Al di là dello studio dei fattori immunologici predisponenti alla e/o scatenati dalla

infezione da H1N1v, significativo è risultato nella nostra esperienza l’assenza di casi a

trasmissione intraospedaliera.

Va segnalato che adeguate misure preventive erano state poste in atto fra il personale

sanitario, in particolare una campagna vaccinale adeguatamente promossa e molto più

estesa rispetto alle precedenti influenze stagionali. Ciò perché effettivamente gli

operatori sanitari, qualora non aderenti alle precauzioni standard o all’utilizzo dei DPI,

risultano essere una potenziale categoria a rischio: per se stessi (da segnalare che uno dei

casi gravi oggetto dello studio è stato proprio un infermiere 118) e per gli altri, come

potenziale veicolo di diffusione, forse più importante ancora del contatto paziente

malato-paziente suscettibile. In effetti l’adesione alla campagna vaccinale ha permesso di

evitare tali problematiche, e non vi sono stati casi in cui si è richiesta l’attuazione di

profilassi con oseltamivir, che è raccomandata solo nei contatti stretti con soggetti che

appartengono a categorie a rischio di sviluppare forme severe.

- 62 -

Per ciò che attiene al contatto paziente – paziente, la mancata applicazione di percorsi

dedicati con gli isolamenti respiratori se non solo per i pazienti che richiedevano

ospedalizzazione non ha comunque favorito l’insorgere di focolai intraospedalieri.

L’applicazione di mascherine chirurgiche ai pazienti con febbre associata a sintomatologia

respiratoria consigliata dagli operatori e da poster disposti nelle aree di Pronto Soccorso è

comunque diventata uno strumento utile nelle affollate aree di attesa durante la stagione

influenzale. A ciò va aggiunta l’implementazione del lavaggio mani. Per i pazienti

ricoverati l’opportuna collocazione era valutata in base all’intensità del supporto

ventilatorio richiesto (reparti di Malattie Infettive, Medicina d’Urgenza, Terapia

Intensiva). Nessuno dei pazienti ha fortunatamente avuto necessità di ECMO e quindi

necessità di trasferimento presso altra struttura ospedaliera attrezzata.

Va segnalato che anche nella stagione 2014-2015 a livello globale si è contraddistinta

nuovamente per la presenza di H1N1, con la segnalazione anche in Italia di casi gravi.

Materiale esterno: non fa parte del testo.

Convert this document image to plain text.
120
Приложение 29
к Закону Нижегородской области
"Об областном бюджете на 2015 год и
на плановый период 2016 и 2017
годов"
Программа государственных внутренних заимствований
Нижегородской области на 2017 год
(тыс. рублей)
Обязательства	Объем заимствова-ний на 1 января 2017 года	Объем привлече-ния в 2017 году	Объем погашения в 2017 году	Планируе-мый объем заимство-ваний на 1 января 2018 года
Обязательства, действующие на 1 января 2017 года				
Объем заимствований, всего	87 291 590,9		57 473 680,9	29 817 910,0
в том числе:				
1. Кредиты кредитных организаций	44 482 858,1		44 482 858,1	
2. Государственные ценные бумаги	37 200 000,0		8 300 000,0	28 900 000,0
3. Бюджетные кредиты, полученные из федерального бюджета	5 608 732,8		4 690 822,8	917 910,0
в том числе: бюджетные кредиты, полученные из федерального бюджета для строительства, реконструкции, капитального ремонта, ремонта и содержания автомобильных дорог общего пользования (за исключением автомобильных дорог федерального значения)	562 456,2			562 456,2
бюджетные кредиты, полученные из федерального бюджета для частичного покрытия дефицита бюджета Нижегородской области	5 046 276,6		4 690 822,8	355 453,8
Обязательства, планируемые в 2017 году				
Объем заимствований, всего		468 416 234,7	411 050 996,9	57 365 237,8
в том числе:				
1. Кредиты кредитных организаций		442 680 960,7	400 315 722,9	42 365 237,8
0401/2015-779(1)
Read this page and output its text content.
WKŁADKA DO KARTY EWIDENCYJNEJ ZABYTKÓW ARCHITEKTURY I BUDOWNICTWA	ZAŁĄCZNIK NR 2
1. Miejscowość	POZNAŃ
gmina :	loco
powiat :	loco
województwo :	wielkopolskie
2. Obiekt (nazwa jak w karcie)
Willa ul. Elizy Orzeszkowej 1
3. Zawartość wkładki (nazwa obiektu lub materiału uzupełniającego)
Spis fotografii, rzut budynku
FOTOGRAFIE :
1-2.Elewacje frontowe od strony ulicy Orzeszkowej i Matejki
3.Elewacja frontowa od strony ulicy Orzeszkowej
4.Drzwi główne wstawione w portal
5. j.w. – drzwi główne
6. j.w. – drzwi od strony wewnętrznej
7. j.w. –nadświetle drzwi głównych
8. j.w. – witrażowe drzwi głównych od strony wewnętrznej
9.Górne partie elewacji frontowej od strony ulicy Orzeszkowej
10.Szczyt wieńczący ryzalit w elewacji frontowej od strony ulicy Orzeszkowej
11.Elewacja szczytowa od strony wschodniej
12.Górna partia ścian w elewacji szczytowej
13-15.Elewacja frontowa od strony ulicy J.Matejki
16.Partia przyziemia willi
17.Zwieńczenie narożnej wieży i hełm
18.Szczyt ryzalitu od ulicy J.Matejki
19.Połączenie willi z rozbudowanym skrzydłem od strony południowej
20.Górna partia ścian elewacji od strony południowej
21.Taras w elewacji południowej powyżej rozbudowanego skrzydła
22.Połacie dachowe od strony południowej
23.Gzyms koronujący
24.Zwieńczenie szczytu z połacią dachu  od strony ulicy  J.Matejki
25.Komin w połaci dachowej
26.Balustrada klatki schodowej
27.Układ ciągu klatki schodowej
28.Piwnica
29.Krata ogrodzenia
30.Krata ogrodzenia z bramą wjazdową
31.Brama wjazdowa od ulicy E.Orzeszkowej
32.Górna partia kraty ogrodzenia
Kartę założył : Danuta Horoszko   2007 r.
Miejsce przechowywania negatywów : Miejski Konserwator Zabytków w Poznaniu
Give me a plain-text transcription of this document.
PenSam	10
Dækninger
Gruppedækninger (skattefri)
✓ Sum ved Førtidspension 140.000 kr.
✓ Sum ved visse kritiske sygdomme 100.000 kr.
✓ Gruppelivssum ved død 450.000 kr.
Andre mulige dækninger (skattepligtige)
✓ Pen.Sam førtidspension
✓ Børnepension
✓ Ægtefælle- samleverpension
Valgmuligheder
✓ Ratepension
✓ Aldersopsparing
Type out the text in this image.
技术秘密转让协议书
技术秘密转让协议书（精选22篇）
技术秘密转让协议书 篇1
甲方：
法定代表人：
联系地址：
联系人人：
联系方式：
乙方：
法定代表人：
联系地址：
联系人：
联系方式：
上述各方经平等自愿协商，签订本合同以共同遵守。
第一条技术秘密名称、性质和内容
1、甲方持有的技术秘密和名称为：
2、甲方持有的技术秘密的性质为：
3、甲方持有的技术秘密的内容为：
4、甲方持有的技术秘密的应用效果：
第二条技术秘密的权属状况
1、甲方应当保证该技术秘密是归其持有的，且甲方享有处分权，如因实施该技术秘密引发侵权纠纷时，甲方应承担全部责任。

Negli ultimi mesi l’attività influenzale è diminuita, ma nell'emisfero settentrionale è

rimasta al di sopra della soglia stagionale. Sebbene il virus influenzale A (H3N2) sia stato

predominante in questa stagione, i rilevamenti di virus influenzali B e A (H1N1) pdm09

sono aumentati a Febbraio, Marzo e Aprile 2015. Fino al momento attuale nella nostra

ASL non sono state poste diagnosi di casi gravi virologicamente confermati da H1N1v

nella presente stagione.

- 63 -

Klebsiella pneumoniae produttrice di carbapenemasi (KPC)

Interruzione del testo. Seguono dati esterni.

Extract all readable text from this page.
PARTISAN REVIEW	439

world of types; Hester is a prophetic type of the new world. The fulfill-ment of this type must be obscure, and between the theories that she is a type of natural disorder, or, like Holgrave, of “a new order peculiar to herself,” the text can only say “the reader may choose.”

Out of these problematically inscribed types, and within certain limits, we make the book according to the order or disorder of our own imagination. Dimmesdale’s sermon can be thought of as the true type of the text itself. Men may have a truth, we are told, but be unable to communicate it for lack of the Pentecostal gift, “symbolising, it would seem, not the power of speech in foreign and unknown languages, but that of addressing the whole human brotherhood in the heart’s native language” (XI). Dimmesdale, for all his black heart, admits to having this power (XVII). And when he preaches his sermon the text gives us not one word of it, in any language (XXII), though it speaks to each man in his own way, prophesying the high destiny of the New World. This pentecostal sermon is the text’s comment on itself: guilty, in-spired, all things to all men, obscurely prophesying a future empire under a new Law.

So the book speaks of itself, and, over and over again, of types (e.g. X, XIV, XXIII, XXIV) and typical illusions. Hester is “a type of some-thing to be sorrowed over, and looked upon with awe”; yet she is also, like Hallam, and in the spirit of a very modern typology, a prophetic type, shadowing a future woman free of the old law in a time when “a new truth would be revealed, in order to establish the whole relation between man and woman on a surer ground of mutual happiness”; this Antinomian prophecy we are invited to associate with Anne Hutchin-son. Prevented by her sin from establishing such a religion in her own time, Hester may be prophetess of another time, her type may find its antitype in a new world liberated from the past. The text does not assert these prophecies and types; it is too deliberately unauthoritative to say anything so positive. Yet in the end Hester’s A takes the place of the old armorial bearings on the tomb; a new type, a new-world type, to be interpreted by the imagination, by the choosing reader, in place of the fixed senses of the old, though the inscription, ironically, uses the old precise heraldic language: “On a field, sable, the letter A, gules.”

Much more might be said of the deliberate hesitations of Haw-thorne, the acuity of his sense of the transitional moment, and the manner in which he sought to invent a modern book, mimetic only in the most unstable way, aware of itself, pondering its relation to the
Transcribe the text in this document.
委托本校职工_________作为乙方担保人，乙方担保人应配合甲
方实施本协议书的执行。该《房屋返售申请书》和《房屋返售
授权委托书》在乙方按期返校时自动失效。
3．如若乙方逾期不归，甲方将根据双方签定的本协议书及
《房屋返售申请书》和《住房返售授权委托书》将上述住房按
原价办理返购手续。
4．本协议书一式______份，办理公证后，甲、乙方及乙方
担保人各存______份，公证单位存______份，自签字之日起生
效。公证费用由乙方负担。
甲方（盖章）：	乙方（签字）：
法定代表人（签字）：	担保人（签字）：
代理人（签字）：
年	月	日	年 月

E’ il membro clinicamente più importante del genere Klebsiella. Si tratta di batteri Gram

negativi appartenenti alla famiglia delle Enterobacteriaceae.

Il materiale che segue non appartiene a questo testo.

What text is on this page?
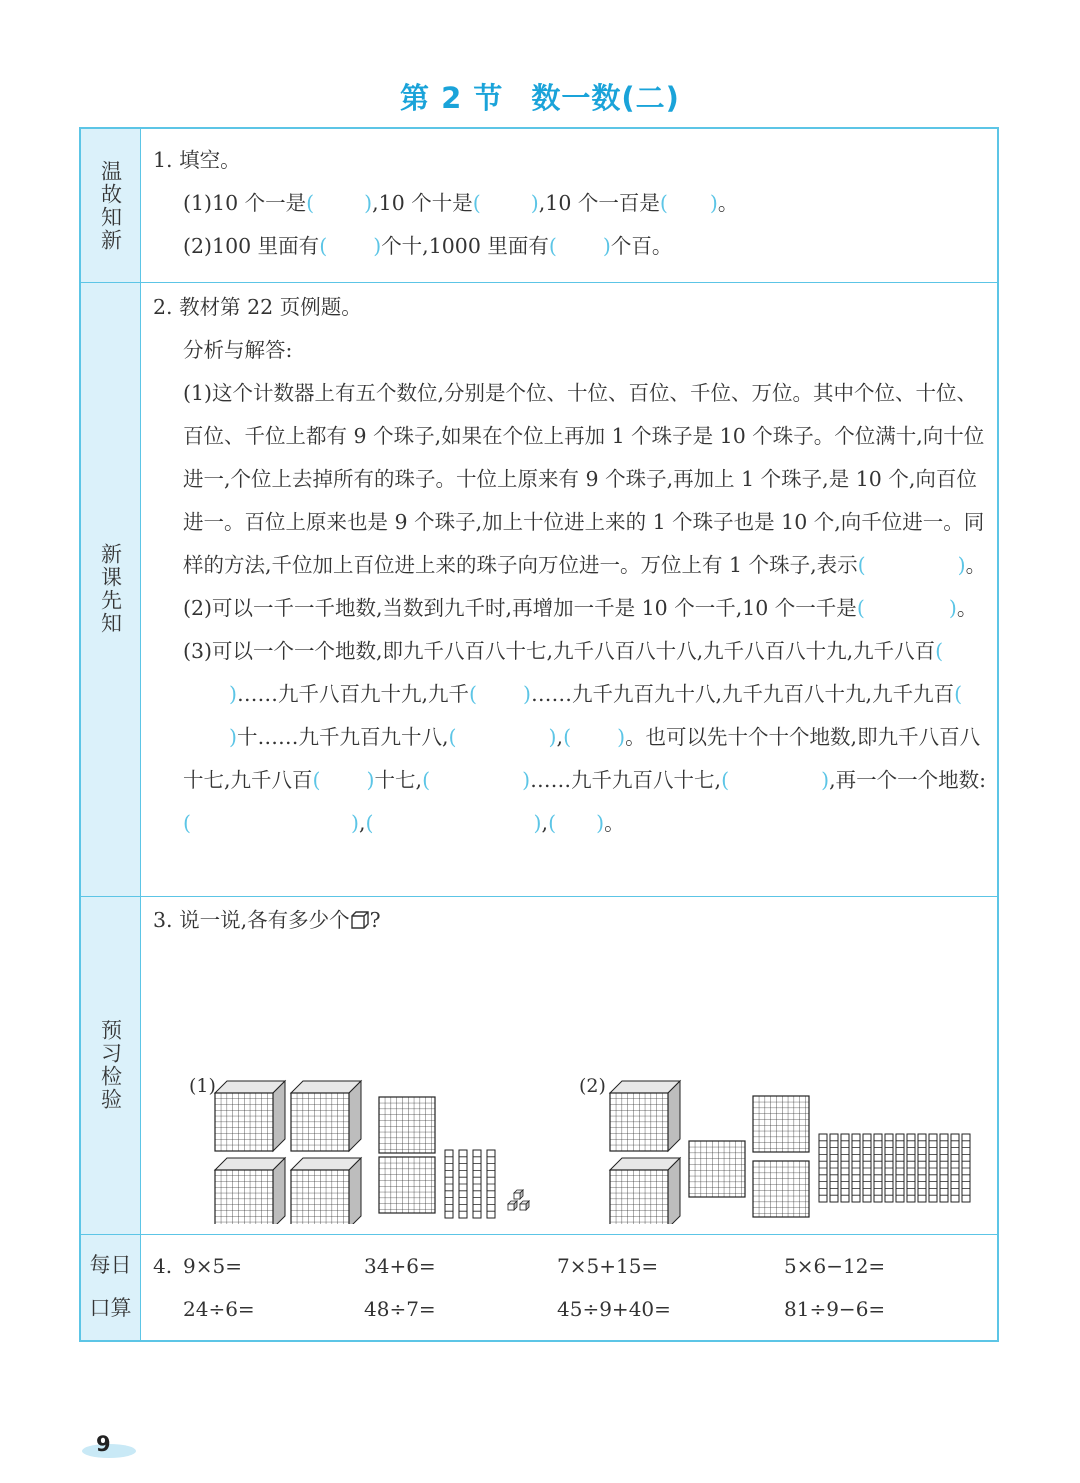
第 2 节 数一数(二)
温故知新
新课先知
预习检验
每日
口算
1. 填空。
(1)10 个一是( ),10 个十是( ),10 个一百是( )。
(2)100 里面有( )个十,1000 里面有( )个百。
2. 教材第 22 页例题。
分析与解答:
(1)这个计数器上有五个数位,分别是个位、十位、百位、千位、万位。其中个位、十位、百位、千位上都有 9 个珠子,如果在个位上再加 1 个珠子是 10 个珠子。个位满十,向十位进一,个位上去掉所有的珠子。十位上原来有 9 个珠子,再加上 1 个珠子,是 10 个,向百位进一。百位上原来也是 9 个珠子,加上十位进上来的 1 个珠子也是 10 个,向千位进一。同样的方法,千位加上百位进上来的珠子向万位进一。万位上有 1 个珠子,表示(	)。
(2)可以一千一千地数,当数到九千时,再增加一千是 10 个一千,10 个一千是(	)。
(3)可以一个一个地数,即九千八百八十七,九千八百八十八,九千八百八十九,九千八百()……九千八百九十九,九千( )……九千九百九十八,九千九百八十九,九千九百()十……九千九百九十八,(	),( )。也可以先十个十个地数,即九千八百八十七,九千八百( )十七,(	)……九千九百八十七,(	),再一个一个地数:(	),(	),( )。
3. 说一说,各有多少个 ?
(1)	(2)
4. 9×5=	34+6=	7×5+15=	5×6−12=
24÷6=	48÷7=	45÷9+40=	81÷9−6=
9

Le infezioni nosocomiali di cui è più frequentemente causa sono: le polmoniti, le

batteriemie, le infezioni del sito chirurgico, e le meningiti. Il tasso di mortalità legato a tali

infezioni è elevato, variando dal 25% al 70%. La sua incidenza in ambito ospedaliero è in

netto incremento perché sono aumentate le infezioni causate da ceppi di Klebsiella multi-

farmaco resistenti. I primi ceppi di Klebsiella farmaco resistenti isolati in Europa furono

quelli produttori di beta-lattamasi a spettro esteso (ESBL: Extended Spectrum Beta-

Lactamases). Nel corso degli anni alcuni studi hanno documentato un significativo

incremento della resistenza a ceftazidime (fino al 22%), a gentamicina (fino al 73%) e a

chinoloni (fino al 52%), in particolare in Terapia Intensiva. Le ESBL possono idrolizzare un

ampio gruppo di beta-lattamici, tra cui le cefalosporine ad ampio spettro ed i

monobattamici, ma non sono attive nei confronti di cefamicine e carbapenemici.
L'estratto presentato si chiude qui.